OCR

When you extract document data with Sensible, Sensible automatically performs optical character recognition (OCR) on the document for you, except in advanced cases. If the document doesn't require OCR, Sensible automatically extracts embedded text directly from the document to optimize performance.

For advanced cases, you can configure how Sensible OCRs documents using the following parameters:

option	configurable for	notes
OCR Level parameter	document types	Use this option to configure the criteria by which Sensible determines if a whole document requires OCR.
OCR preprocessor	configs	Use this option to OCR specified pages or page ranges in a document.
OCR Engine parameter	document types	Use this option to choose your OCR provider, for example, Amazon, Google, or Microsoft.
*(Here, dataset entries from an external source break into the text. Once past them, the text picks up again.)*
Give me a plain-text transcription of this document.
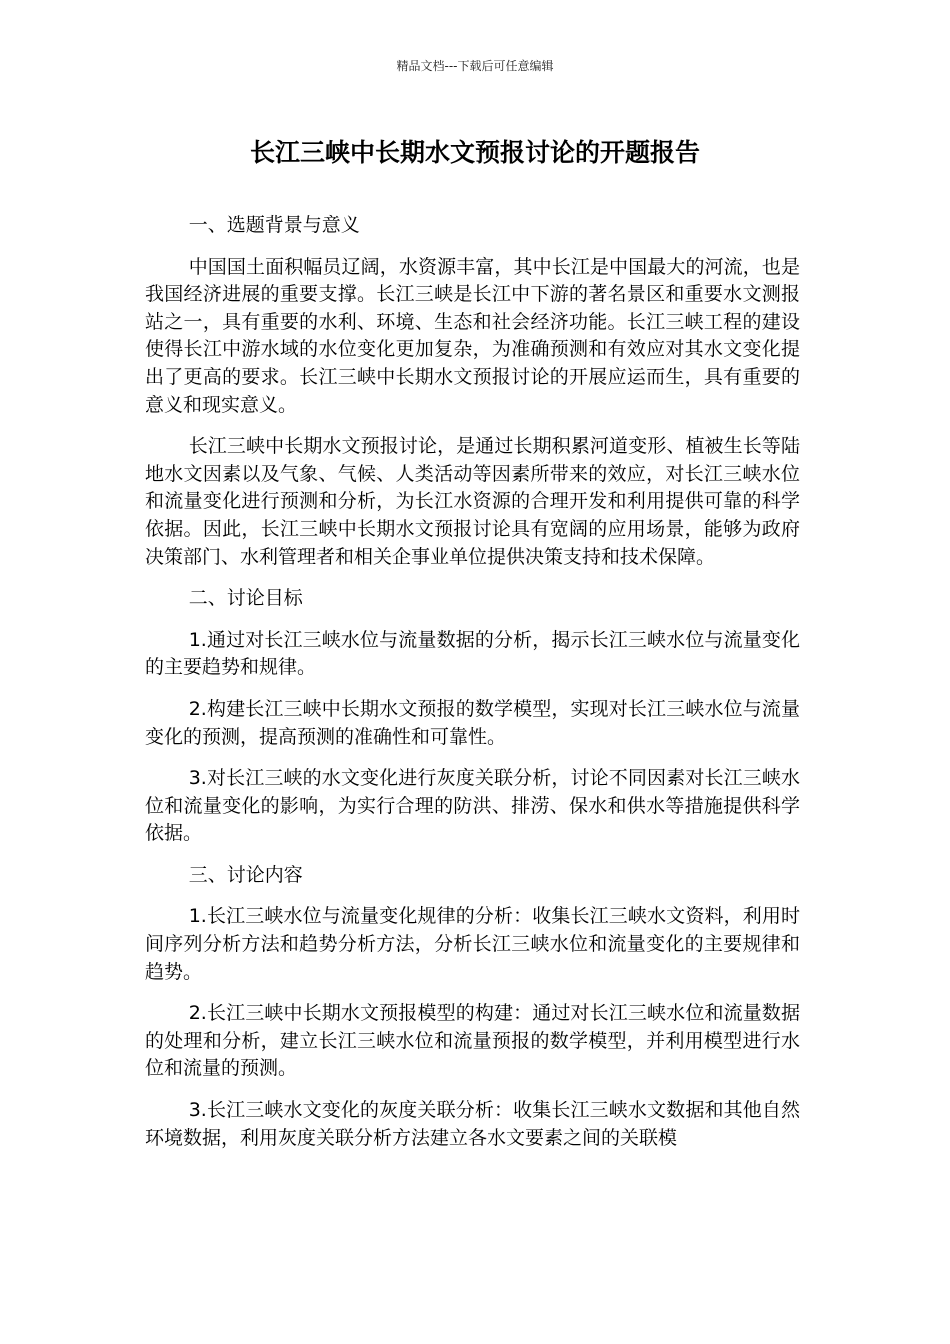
精品文档---下载后可任意编辑
长江三峡中长期水文预报讨论的开题报告
一、选题背景与意义

中国国土面积幅员辽阔，水资源丰富，其中长江是中国最大的河流，也是我国经济进展的重要支撑。长江三峡是长江中下游的著名景区和重要水文测报站之一，具有重要的水利、环境、生态和社会经济功能。长江三峡工程的建设使得长江中游水域的水位变化更加复杂，为准确预测和有效应对其水文变化提出了更高的要求。长江三峡中长期水文预报讨论的开展应运而生，具有重要的意义和现实意义。

长江三峡中长期水文预报讨论，是通过长期积累河道变形、植被生长等陆地水文因素以及气象、气候、人类活动等因素所带来的效应，对长江三峡水位和流量变化进行预测和分析，为长江水资源的合理开发和利用提供可靠的科学依据。因此，长江三峡中长期水文预报讨论具有宽阔的应用场景，能够为政府决策部门、水利管理者和相关企事业单位提供决策支持和技术保障。

二、讨论目标

1.通过对长江三峡水位与流量数据的分析，揭示长江三峡水位与流量变化的主要趋势和规律。

2.构建长江三峡中长期水文预报的数学模型，实现对长江三峡水位与流量变化的预测，提高预测的准确性和可靠性。

3.对长江三峡的水文变化进行灰度关联分析，讨论不同因素对长江三峡水位和流量变化的影响，为实行合理的防洪、排涝、保水和供水等措施提供科学依据。

三、讨论内容

1.长江三峡水位与流量变化规律的分析：收集长江三峡水文资料，利用时间序列分析方法和趋势分析方法，分析长江三峡水位和流量变化的主要规律和趋势。

2.长江三峡中长期水文预报模型的构建：通过对长江三峡水位和流量数据的处理和分析，建立长江三峡水位和流量预报的数学模型，并利用模型进行水位和流量的预测。

3.长江三峡水文变化的灰度关联分析：收集长江三峡水文数据和其他自然环境数据，利用灰度关联分析方法建立各水文要素之间的关联模
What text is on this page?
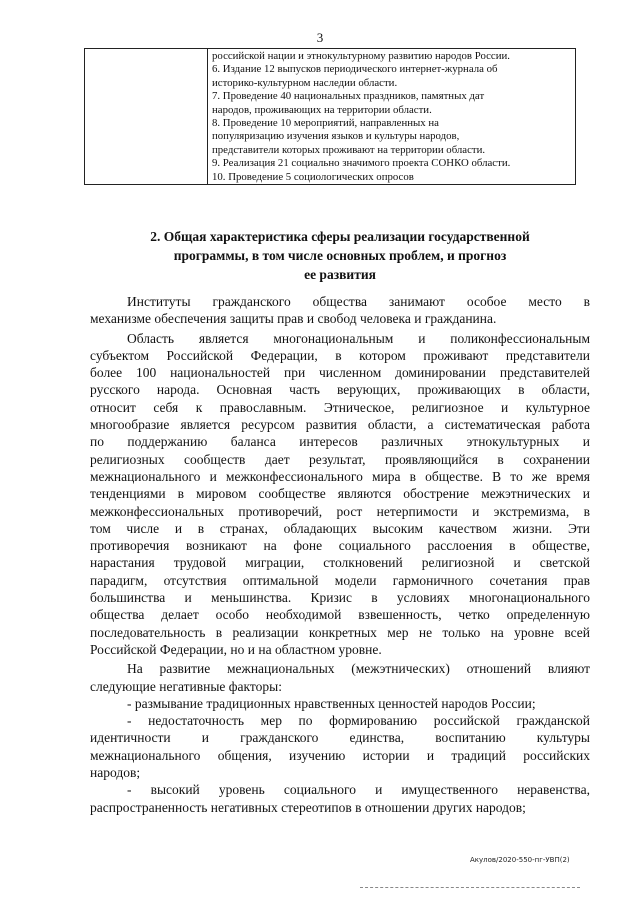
3

российской нации и этнокультурному развитию народов России.
6. Издание 12 выпусков периодического интернет-журнала об
историко-культурном наследии области.
7. Проведение 40 национальных праздников, памятных дат
народов, проживающих на территории области.
8. Проведение 10 мероприятий, направленных на
популяризацию изучения языков и культуры народов,
представители которых проживают на территории области.
9. Реализация 21 социально значимого проекта СОНКО области.
10. Проведение 5 социологических опросов
2. Общая характеристика сферы реализации государственной
программы, в том числе основных проблем, и прогноз
ее развития
Институты гражданского общества занимают особое место в
механизме обеспечения защиты прав и свобод человека и гражданина.
Область является многонациональным и поликонфессиональным
субъектом Российской Федерации, в котором проживают представители
более 100 национальностей при численном доминировании представителей
русского народа. Основная часть верующих, проживающих в области,
относит себя к православным. Этническое, религиозное и культурное
многообразие является ресурсом развития области, а систематическая работа
по поддержанию баланса интересов различных этнокультурных и
религиозных сообществ дает результат, проявляющийся в сохранении
межнационального и межконфессионального мира в обществе. В то же время
тенденциями в мировом сообществе являются обострение межэтнических и
межконфессиональных противоречий, рост нетерпимости и экстремизма, в
том числе и в странах, обладающих высоким качеством жизни. Эти
противоречия возникают на фоне социального расслоения в обществе,
нарастания трудовой миграции, столкновений религиозной и светской
парадигм, отсутствия оптимальной модели гармоничного сочетания прав
большинства и меньшинства. Кризис в условиях многонационального
общества делает особо необходимой взвешенность, четко определенную
последовательность в реализации конкретных мер не только на уровне всей
Российской Федерации, но и на областном уровне.
На развитие межнациональных (межэтнических) отношений влияют
следующие негативные факторы:
- размывание традиционных нравственных ценностей народов России;
- недостаточность мер по формированию российской гражданской
идентичности и гражданского единства, воспитанию культуры
межнационального общения, изучению истории и традиций российских
народов;
- высокий уровень социального и имущественного неравенства,
распространенность негативных стереотипов в отношении других народов;
Акулов/2020-550-пг-УВП(2)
For an overview of how Sensible handles OCR, see the following steps:

Sensible converts non-image file types into PDFs or extracts the text directly, depending on the file type. If Sensible extracts text directly in this step, it skips the following steps.
Sensible transforms the bytes of the document into raw text, and determines whether the document needs OCR:
- If the file type is an image (for example, PNG), Sensible runs OCR for the whole document, as specified by the document type's OCR Engine parameter.
- (Configurable) if the file is a PDF, Sensible processes the file using heuristics to determine if the whole document needs OCR. Configure this step using the document type's OCR Level parameter and OCR Engine.
(Configurable) After additional intervening steps, Sensible applies your configured preprocessors, including the OCR preprocessor. This preprocessor runs for documents that don't trigger whole-document OCR in a previous step.

Notes

For more information about OCR versus embedded text extraction, see Solving direct text extraction from PDFs.
For information about extracting data from non-text images, such as photographs, charts, or illustrations, see the Query Group method's Multimodal Engine parameter. You can use the Multimodal Engine parameter as an alternative to OCR to extract from poor-quality text images, such as handwriting.